The Cambridge Symphony Orchestra, led by music director Cynthia Woods, presents its final Masterworks concert on this season’s theme of “Legends and Lore” with a concert called “Love on the Run.”

World-class pianist Sergey Schepkin will be the orchestra’s piano soloist in Rachmaninoff Piano Concerto No. 2 in C minor. The orchestra will also perform Prokofiev, Suites No. 1 and 2, from “Romeo & Juliet” and Verdi’s Overture to “La forza del destino.”

Sergey Schepkin

Sergey Schepkin

While there are few who don’t know the story of Romeo and Juliet, “The Force of Destiny” is familiar mainly to fans of Italian opera. It is just as tortured and impassioned a tale, taking place in Spain and Italy in the 18th century among marquises and monasteries and on fields of war and dueling. It includes the accidental death of a father who forbids his daughter loving a man with inadequate breeding; a brother who vows revenge; mistaken identities; and last-minute plot twists.

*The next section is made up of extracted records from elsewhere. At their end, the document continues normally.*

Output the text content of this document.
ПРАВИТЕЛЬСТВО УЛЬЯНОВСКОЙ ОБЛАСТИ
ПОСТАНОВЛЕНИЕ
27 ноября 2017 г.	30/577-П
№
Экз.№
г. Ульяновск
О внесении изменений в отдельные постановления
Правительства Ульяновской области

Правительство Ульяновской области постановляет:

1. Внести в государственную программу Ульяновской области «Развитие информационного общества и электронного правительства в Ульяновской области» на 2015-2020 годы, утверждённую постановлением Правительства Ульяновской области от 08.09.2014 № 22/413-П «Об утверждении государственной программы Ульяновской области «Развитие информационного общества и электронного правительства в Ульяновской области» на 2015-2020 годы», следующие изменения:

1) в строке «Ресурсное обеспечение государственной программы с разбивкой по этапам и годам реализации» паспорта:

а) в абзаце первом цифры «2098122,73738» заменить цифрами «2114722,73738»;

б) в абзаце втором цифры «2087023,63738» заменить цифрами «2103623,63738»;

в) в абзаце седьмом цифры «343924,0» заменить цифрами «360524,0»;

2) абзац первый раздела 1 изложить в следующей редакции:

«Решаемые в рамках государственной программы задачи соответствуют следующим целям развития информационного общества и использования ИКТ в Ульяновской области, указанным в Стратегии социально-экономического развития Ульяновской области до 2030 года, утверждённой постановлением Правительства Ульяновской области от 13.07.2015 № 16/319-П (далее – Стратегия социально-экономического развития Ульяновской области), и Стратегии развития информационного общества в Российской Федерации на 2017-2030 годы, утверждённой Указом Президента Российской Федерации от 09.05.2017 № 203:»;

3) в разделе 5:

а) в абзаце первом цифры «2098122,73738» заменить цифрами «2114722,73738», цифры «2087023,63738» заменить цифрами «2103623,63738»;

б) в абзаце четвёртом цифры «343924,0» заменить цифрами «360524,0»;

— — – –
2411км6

Schepkin debuted with the St. Petersburg Academic Symphony Orchestra in 1984 and moved to  the United States six years later to study at New England Conservatory. In addition to frequent performances and teaching at the conservatory, at Carnegie Mellon University and at the University of Iowa, he has been a presence at The Boston Conservatory and Boston University and presented lecture-recitals and master classes at the Massachusetts Institute of Technology and Longy School locally and as far away as UCLA, Oberlin, the San Francisco Conservatory, Duquesne and the Norwegian Academy of Music.

He has been called “An arresting musical intelligence [who] plays with the passion and drama of a young Glenn Gould” by The New York Times; “an artist of uncommon, almost singular capability and integrity [whose] playing roused the audience” by The Boston Globe; and “one of Boston’s great treasures, a supremely intelligent pianist” by The Boston Phoenix.

Tickets are $25 for general admission or $15 for students and seniors and can be bought in advance or at the door. This concert by the 38-year-old, nonprofit community orchestra is supported Cambridge Savings Bank.

The show takes place at 8 p.m. Saturday at Harvard University’s Sanders Theatre, 45 Quincy St., Harvard Square. (A look at a previous CSO performance at the Sanders, with a pianist, is above.)